Exit proc_lib gracefully on proxy header mismatch #1510
Conversation
|
Why wouldn't you want this to be logged? |
Put it another way, why would you do so just here? I think that the cause of death should be handled elsewhere and be given a chance to decide what to do with it. For example, I believe ranch already logs this. |
|
You've made it into a shutdown, shutdowns aren't logged: https://github.com/ninenines/ranch/blob/master/src/ranch_conns_sup.erl#L388 The proxy header missing is most likely a configuration error (on the proxy side), it should provide as much information as possible about the problem. |
Ah, that's the ranch line I was looking for. But then the issue is that the same error is logged twice, once as a crash report for proc_lib, another from Ranch's supervisor, isn't it? |
|
I have no idea what broke so much in the CI but wow how red everything is. Nevertheless I'm stuck wondering, how to deal with the crash reported twice (by proc_lib and ranch respectively). |
|
That's just the way it's done, you get a crash report and a supervisor report. Nothing unusual, you get the same for gen_*+supervisor as well. |
What about the case when the port is only being probed, that is, a load-balancer is only doing a tcp handshake and closing the connection, without sending any traffic whatsoever? |
|
Is there a deployment that has the combination of PROXY and such load balancer? |
Obscure swiss providers, and even some older offerings of AWS it seems to me, but I can't bet on it, I'm not in charge of the devops for the project I'm working on 😕 |
|
I'm happy to make it handle, say, |
That sounds fair, I agree with that one. Pushed a new version trying to do just that. |
|
Looks fine. Could you please add a test though? test/proxy_header_SUITE.erl should be the place. Also can you please confirm that in your environments you do get |
NelsonVides
force-pushed
the
proxy_protocol_graceful_failure
branch
from
85b05de
to
e380d05
Compare
|
I've just tried to write a test for it. Will deploy this in my env in the next few days and will let you know, in the meantime please let me know if the tests more or less follow cowboy's conventions. |
|
@essen tested in my environments, I do get |
|
OK thanks. It looks fine, I will just need to find time to look into it properly. It's either going to be tomorrow or in weeks. Hopefully tomorrow! |
|
Please don't add a new test group and instead make the test against all http/https/h2/h2c instead so we know it's working for both TCP and TLS and all protocols. |
Easy to change, just did it locally, but then it seems that some tests are failing randomly I suppose because of some race condition. |
|
Make sure it connects to the right host/port and if you can't figure it out please post the errors you see. |
NelsonVides
force-pushed
the
proxy_protocol_graceful_failure
branch
from
e380d05
to
55efbb1
Compare
|
Just pushed the test, it generally fails the https group with a timeout when waiting for the 'DOWN' message. |
|
Right, the Pid that |
|
There's a separate function for TLS. |
Just saw that, but that won't work, because it's doing ssl:sockname, and this socket is not yet a ssl socket, it's a barebones tcp:connect one. |
|
@essen now, I've pushed a new version of the test that does a bit of a hack, hopefully elegant, to correctly find the process we want to track the dead of. Hope you like the code, I await your comments :) |
|
@essen did you have a chance to review the latest changes? :) |
|
No but the tab is still open for whenever this can happen. |
Hi there, it's been a while, how's progress on this one? :) |
|
@essen heads up on this, any updates, plans? |
|
@essen it has been a while with no activity here, any updates on when, and if, this could be merged? |
|
When I have some free time. I think the PR is fine as-is by the way but I need to test it. |
|
Please rebase onto current master so that CI runs properly. I am planning to do a release with this and other things soon. |
If the proxy header was not to match (like, the header not being sent), cowboy libraries were expecting really strict matching and then crashing the proc_lib with a badmatch, that generates a hard error report.

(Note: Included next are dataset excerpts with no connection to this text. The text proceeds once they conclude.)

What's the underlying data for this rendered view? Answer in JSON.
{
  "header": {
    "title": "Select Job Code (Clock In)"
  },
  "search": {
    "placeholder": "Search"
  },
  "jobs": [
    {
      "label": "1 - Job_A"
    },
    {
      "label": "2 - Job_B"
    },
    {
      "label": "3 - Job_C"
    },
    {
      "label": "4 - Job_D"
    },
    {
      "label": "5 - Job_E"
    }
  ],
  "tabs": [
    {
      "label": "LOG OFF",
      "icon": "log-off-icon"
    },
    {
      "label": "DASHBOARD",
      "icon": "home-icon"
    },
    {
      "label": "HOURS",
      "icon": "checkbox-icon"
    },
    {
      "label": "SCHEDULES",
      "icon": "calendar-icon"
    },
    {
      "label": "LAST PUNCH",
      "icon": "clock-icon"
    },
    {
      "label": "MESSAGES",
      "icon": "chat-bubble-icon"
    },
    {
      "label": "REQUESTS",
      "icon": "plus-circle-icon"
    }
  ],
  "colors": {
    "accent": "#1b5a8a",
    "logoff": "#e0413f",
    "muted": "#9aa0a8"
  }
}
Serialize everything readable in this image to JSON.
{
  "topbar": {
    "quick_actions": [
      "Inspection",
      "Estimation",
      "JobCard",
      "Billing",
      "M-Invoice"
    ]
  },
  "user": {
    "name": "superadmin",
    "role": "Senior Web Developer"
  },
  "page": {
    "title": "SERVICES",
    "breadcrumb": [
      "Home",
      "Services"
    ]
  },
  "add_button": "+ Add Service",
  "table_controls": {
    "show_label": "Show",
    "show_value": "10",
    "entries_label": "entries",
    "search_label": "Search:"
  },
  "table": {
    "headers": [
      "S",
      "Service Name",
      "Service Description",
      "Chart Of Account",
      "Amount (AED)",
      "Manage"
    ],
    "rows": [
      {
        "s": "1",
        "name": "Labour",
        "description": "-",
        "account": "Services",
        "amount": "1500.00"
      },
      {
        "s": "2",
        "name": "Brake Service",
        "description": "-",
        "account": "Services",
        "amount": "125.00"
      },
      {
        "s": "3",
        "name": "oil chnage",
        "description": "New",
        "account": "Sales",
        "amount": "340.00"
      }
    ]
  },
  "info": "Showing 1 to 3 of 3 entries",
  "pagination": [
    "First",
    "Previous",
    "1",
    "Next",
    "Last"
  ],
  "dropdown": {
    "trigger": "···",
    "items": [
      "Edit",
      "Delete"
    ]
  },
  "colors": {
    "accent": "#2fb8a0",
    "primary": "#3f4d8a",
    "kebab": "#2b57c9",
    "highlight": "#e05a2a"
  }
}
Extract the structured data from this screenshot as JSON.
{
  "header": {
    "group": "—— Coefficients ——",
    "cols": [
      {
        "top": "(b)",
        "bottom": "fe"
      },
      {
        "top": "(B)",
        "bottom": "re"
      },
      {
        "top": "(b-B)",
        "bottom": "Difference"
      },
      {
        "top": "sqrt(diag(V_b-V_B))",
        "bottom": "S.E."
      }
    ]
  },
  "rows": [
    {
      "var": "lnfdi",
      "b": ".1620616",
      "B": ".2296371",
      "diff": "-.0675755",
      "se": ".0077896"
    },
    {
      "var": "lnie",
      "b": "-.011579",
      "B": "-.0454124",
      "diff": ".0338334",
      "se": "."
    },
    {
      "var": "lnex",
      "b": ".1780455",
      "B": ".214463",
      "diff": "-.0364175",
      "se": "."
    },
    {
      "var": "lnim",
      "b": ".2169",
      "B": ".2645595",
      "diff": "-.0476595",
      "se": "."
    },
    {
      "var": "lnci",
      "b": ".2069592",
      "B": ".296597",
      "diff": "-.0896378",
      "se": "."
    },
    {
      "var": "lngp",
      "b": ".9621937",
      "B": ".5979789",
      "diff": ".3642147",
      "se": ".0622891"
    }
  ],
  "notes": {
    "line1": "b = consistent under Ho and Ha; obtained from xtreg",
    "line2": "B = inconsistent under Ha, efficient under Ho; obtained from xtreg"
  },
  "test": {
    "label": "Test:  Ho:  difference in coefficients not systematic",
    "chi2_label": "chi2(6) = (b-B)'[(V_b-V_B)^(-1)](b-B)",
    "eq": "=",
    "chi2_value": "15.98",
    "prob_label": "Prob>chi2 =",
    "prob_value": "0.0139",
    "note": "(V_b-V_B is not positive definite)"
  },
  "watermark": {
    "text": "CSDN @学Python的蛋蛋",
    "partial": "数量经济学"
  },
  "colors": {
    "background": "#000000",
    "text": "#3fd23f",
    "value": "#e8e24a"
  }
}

I believe this error should be expected and termination should be graceful.
NelsonVides
force-pushed
the
proxy_protocol_graceful_failure
branch
from
3ea2ba9
to
150cde9
Compare
Done. |
|
It's been quite a while since I worked on this and now this test seems to be failing in CI, however I can't even ct running locally. Do you have a guide somewhere on how to run tests? I'd like to fix this issue but I can't find how. |
|
Should be just It's likely a race condition in the test itself. I am going through a number of tickets/PRs so if you can work on this, great! If not, also great, I'll just pick it up when I get to it. Cheers. |
|
I've merged with minimal changes to the tests. Closing, thanks! |
If the proxy header was not to match (like, the header not being sent),
cowboy libraries were expecting really strict matching and then crashing
the proc_lib with a badmatch, that generates a hard error report. I
believe this error should be expected and termination should be graceful.